More and more through secrecy, deception, survelliance, and repression...the U.S. takes on elements of traditional 'police states' even as the citizenry remain bamboozled by the leaders they believe they elect to govern them.
Breaking News 12/12/03
INVESTIGATIVE REPORT: The untold story of the Bush administration's penchant for secrecy
How the public's business gets done out of the public eye
Friday, Dec. 12, the PBS television program NOW with Bill Moyers will air a report on Bush administration secrecy produced in collaboration with U.S. News. Please visit pbs.org for stations and airtimes in your area. The U.S. News article, "Keeping Secrets," will be publshed in Monday's edition. Full text will be available on USNews.com Saturday, Dec. 13, at 6 p.m.
The Bush administration has removed from the public domain millions of pages of information on health, safety, and environmental matters, lowering a shroud of secrecy over many critical operations of the federal government.
The administration's efforts to shield the actions of, and the information held by, the executive branch are far more extensive than has been previously documented. And they reach well beyond security issues.
A five-month investigation by U.S. News details a series of initiatives by administration officials to effectively place large amounts of information out of the reach of ordinary citizens, including data on such issues as drinking-water quality and automotive tire safety. The magazine's inquiry is based on a detailed review of government reports and regulations, of federal agency Web sites, and of legislation pressed by the White House.
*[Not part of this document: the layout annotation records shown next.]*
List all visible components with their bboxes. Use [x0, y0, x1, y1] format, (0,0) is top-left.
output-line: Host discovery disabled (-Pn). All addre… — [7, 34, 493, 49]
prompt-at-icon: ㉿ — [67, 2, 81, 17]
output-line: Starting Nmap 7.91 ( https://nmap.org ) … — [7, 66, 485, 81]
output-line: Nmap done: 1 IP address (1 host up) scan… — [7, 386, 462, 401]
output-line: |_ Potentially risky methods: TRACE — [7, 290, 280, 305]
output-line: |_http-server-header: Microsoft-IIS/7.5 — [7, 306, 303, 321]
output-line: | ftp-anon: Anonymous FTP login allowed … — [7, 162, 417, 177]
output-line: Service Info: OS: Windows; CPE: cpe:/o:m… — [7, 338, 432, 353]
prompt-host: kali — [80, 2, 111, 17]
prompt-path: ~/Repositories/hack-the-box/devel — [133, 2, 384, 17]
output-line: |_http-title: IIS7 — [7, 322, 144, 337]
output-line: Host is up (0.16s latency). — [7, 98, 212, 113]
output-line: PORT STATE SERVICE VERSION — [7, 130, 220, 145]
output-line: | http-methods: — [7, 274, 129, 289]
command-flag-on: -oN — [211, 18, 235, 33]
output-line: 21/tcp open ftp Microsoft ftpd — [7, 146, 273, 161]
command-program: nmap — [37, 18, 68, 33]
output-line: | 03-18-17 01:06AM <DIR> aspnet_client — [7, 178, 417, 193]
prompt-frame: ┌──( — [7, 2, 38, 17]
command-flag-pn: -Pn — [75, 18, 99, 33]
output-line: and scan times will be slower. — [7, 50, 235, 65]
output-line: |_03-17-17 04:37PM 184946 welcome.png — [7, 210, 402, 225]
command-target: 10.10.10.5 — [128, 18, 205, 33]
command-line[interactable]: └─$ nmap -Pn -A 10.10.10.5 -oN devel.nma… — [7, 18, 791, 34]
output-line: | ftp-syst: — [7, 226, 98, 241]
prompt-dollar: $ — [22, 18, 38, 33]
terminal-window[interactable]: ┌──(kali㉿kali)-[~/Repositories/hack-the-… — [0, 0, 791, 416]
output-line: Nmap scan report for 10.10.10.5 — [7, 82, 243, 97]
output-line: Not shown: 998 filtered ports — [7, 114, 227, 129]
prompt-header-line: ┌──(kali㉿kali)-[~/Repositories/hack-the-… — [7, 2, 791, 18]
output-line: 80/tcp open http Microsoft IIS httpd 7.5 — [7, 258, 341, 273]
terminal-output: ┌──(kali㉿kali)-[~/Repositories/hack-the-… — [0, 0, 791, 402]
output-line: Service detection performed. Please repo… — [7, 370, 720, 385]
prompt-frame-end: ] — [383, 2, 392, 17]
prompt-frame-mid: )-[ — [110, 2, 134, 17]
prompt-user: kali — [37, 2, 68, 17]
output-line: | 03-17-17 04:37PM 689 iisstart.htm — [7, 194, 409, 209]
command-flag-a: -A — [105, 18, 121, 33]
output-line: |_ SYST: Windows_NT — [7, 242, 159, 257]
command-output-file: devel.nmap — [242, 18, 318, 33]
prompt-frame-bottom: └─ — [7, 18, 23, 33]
U.S. News also analyzed information from public interest groups and others that monitor the administration's activities, and interviewed more than 100 people, including many familiar with the new secrecy initiatives. That information was supplemented by a review of materials provided in response to more than 200 Freedom of Information Act requests filed by the magazine seeking details of federal agencies' practices in providing public access to government information.
Among the findings of the investigation:
?Important business and consumer information is increasingly being withheld from the public. The Bush administration is denying access to auto and tire safety information, for instance, that manufacturers are required to provide under a new "early-warning system" created following the Ford-Firestone tire scandal four years ago. The U.S. Consumer Product Safety Commission, meanwhile, is more frequently withholding information that would allow the public to scrutinize its product safety findings and product recall actions.
?New administrative initiatives have effectively placed off limits critical health and safety information potentially affecting millions of Americans. The information includes data on quality and vulnerability of drinking-water supplies, potential chemical hazards in communities, and safety of airline travel and others forms of transportation.
?Beyond the well-publicized cases involving terrorism suspects, the administration is aggressively pursuing secrecy claims in the federal courts in ways little understood--even by some in the legal system. The administration is increasingly invoking a "state secrets" privilege that allows government lawyers to request that civil and criminal cases be effectively closed by asserting that national security would be compromised if they proceed.
?New administration policies have thwarted the ability of Congress to exercise its constitutional authority to monitor the executive branch and, in some cases, even to obtain basic information about its actions.
There are no precise statistics on how much government information is rendered secret. One measure, though, can be seen in a tally of how many times officials classify records. In the first two years of Bush's term, his administration classified records some 44.5 million times, or about the same number as in President Clinton's last four years, according to the Information Security Oversight Office, an arm of the National Archives and Records Administration.